FortiSandbox sotto attacco: tre falle critiche sfruttate e un exploit che sembra generato dall’AI
Le appliance di analisi malware di Fortinet sono finite nel mirino. La società di threat intelligence Defused Cyber ha segnalato lo sfruttamento attivo di tre vulnerabilità in FortiSandbox, la piattaforma che molte organizzazioni usano per detonare file sospetti in ambiente isolato. Il dettaglio che cambia il quadro: l’exploit per una delle tre falle mostra segni di essere stato sviluppato con un modello di intelligenza artificiale, ed è difettoso.
Cosa è stato sfruttato
Defused Cyber ha intercettato tentativi di sfruttamento contro tre Common Vulnerabilities and Exposures, tutte critiche e tutte sfruttabili senza autenticazione via HTTP. Si tratta di tentativi rilevati da sensori di tipo honeypot: la società non riporta vittime confermate, né attribuzione, né attività di post-exploitation.
CVE-2026-39813 (base CVSS 9.8) è una path traversal nella JRPC API di FortiSandbox che consente a un attaccante non autenticato di aggirare l’autenticazione tramite richieste HTTP costruite ad arte.
CVE-2026-39808 (base CVSS 9.8) è una OS command injection che permette l’esecuzione di comandi non autorizzati, sempre via richieste HTTP malevole. Per questa falla circola un proof of concept pubblico, con tanto di template Nuclei, sin da aprile.
Le prime due erano già state corrette da Fortinet ad aprile 2026. La terza è più recente.
CVE-2026-25089 (CVSS 9.1, advisory Fortinet FG-IR-26-141) è una second order OS command injection che Fortinet riconduce alla funzione start VNC della Web UI di FortiSandbox, FortiSandbox Cloud e FortiSandbox PaaS. È stata risolta soltanto la scorsa settimana, con pubblicazione dell’avviso il 9 giugno: la finestra tra patch e tentativi di sfruttamento si è ridotta a pochi giorni.
Sui punteggi le fonti divergono in modo sistematico: alcune indicano il base score (NVD e tracker, fino a 9.8), altre il punteggio temporale in stile advisory (9.1, abbassato dai modificatori su disponibilità della patch e maturità del codice).
L’exploit «scritto» dall’AI
Secondo Defused Cyber, l’exploit per CVE-2026-25089 presenta tracce di generazione tramite un modello di AI ed è, allo stesso tempo, malfunzionante; per questa specifica vulnerabilità nessun exploit funzionante risulta ancora pubblicamente disponibile (a differenza della 39808, per cui un proof of concept circola da aprile). Fotografa bene la fase attuale: l’automazione offensiva tramite Large Language Model comprime i tempi di weaponization, ma non garantisce ancora affidabilità. Un codice oggi difettoso può però diventare operativo con poche iterazioni. È lo stesso terreno su cui si gioca il modello di minaccia degli assistenti AI, come mostrato dal caso SearchLeak su Copilot.

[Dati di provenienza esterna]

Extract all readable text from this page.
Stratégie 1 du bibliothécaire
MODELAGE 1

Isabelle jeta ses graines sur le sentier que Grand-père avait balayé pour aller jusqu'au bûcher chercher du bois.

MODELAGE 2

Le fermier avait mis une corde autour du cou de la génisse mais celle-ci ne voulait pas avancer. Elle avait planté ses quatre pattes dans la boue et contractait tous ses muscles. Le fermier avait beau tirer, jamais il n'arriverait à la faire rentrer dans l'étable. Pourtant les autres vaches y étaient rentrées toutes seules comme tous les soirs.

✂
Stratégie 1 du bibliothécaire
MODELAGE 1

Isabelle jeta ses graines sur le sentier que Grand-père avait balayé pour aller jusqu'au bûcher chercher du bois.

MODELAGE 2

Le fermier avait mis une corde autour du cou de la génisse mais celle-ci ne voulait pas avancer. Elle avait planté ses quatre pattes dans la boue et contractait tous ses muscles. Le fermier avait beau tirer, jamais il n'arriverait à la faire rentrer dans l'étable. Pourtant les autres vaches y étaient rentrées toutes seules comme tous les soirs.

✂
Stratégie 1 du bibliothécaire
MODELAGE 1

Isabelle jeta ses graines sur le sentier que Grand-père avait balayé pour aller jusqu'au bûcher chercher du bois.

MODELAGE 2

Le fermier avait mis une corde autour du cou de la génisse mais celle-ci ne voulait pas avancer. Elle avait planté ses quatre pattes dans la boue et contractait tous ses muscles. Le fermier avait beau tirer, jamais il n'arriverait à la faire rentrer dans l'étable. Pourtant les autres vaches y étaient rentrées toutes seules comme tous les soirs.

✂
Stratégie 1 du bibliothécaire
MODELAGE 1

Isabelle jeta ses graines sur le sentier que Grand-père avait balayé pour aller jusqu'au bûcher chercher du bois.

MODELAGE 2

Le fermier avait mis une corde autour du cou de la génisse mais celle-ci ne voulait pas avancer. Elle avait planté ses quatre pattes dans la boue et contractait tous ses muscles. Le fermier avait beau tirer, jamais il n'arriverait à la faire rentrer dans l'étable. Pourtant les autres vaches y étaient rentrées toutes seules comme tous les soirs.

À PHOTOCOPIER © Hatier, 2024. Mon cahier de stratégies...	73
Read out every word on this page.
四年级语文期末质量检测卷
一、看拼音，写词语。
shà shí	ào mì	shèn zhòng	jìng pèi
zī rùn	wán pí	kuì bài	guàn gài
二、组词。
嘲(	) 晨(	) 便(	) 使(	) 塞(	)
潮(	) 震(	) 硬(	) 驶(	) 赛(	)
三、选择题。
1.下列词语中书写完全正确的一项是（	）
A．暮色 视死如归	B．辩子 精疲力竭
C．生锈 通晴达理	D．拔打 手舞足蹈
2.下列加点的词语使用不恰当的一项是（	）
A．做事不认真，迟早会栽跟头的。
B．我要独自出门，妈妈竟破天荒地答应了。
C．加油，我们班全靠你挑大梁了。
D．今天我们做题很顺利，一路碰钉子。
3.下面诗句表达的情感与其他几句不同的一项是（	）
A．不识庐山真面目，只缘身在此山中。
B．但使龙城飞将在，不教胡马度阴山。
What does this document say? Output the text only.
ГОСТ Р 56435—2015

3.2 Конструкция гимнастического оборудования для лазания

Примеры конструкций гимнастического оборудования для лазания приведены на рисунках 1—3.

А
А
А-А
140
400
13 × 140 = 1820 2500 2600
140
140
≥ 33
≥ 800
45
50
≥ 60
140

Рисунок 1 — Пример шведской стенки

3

Per i difensori il segnale è doppio. Cresce la pressione sul patch management degli apparati di sicurezza, che restano un bersaglio privilegiato perché siedono in posizione fidata sulla rete. E la comparsa di exploit generati da AI impone di rivedere le ipotesi sui tempi di reazione: la regola implicita per cui una falla appena corretta è ancora lontana dallo sfruttamento di massa vale sempre meno.
Contesto
Gli apparati Fortinet sono da anni un parafulmine per gli attaccanti: ad aprile 2026 la stessa azienda aveva rilasciato patch fuori ciclo per una falla critica in FortiClient EMS (CVE-2026-35616), già sfruttata in rete. FortiSandbox, in quanto sistema che riceve e analizza contenuti potenzialmente ostili, è un bersaglio di particolare valore: comprometterlo significa poter manipolare i verdetti di analisi e ottenere un punto d’appoggio in un nodo che l’organizzazione considera, per definizione, affidabile. È il nodo della fiducia negli apparati che ricorre anche nel caso Velvet Ant.
La raccomandazione operativa è immediata: verificare di aver applicato gli aggiornamenti per tutte e tre le CVE, limitare l’esposizione delle interfacce di gestione e monitorare le richieste anomale verso JRPC API e Web UI.